Его мысли путались. Внезапно его охватила уверенность, что Гарольд следит за ним сквозь планки жалюзи, сжимая и разжимая кулаки, словно душитель, а его улыбка превратилась в маску ненависти… Всякой собаке свое время. И тут же Ларри вспомнил ночь, проведенную в Беннингтоне на оркестровой площадке, когда он проснулся с ощущением ужаса от чьего-то присутствия… и как он затем услышал (или это ему только приснилось?) приглушенный стук удаляющихся на запад ботинок.
«Сейчас же прекрати. Прекрати пугать себя до смерти».

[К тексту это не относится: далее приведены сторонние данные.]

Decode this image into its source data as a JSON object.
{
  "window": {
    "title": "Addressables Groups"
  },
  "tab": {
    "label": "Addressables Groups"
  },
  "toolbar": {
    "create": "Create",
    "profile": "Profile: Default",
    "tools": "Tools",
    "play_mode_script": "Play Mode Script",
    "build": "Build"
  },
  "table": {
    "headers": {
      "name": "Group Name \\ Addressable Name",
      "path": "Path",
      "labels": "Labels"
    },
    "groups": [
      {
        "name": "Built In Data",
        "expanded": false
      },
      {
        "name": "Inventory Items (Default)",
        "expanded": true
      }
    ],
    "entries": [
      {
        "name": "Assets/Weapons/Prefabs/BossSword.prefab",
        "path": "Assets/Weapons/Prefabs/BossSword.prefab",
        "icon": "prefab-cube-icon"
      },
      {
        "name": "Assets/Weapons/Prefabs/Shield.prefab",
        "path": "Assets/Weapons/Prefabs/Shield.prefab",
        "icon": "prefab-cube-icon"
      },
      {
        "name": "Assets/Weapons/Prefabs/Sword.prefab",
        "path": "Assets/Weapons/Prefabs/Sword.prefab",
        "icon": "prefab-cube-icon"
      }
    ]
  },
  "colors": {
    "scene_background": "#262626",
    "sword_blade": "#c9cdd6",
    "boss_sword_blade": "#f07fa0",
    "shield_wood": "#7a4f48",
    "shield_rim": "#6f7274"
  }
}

«Бут-Хилл. — В его воображении стали возникать ассоциации [8]. — Ради Христа, прекрати, лучше было не вспоминать о мертвецах за этими задернутыми шторами, лежащих в темноте, как в туннеле, тунелле Линкольна, а вдруг они все задвигаются, зашевелятся, Боже праведный, да прекрати же…».
И вдруг он поймал себя на воспоминании далекого детства. Мать повела его в зоопарк в Бронксе. Когда они вошли в обезьяний питомник, тяжелый дух ударил ему в ноздри так, словно его ударили кулаком не по носу, а прямо внутрь его. Он было повернулся, чтобы выскочить оттуда, но мать остановила его.
«Просто дыши спокойно, Ларри, — сказала она. — И через пять минут ты уже не будешь замечать никакого противного запаха».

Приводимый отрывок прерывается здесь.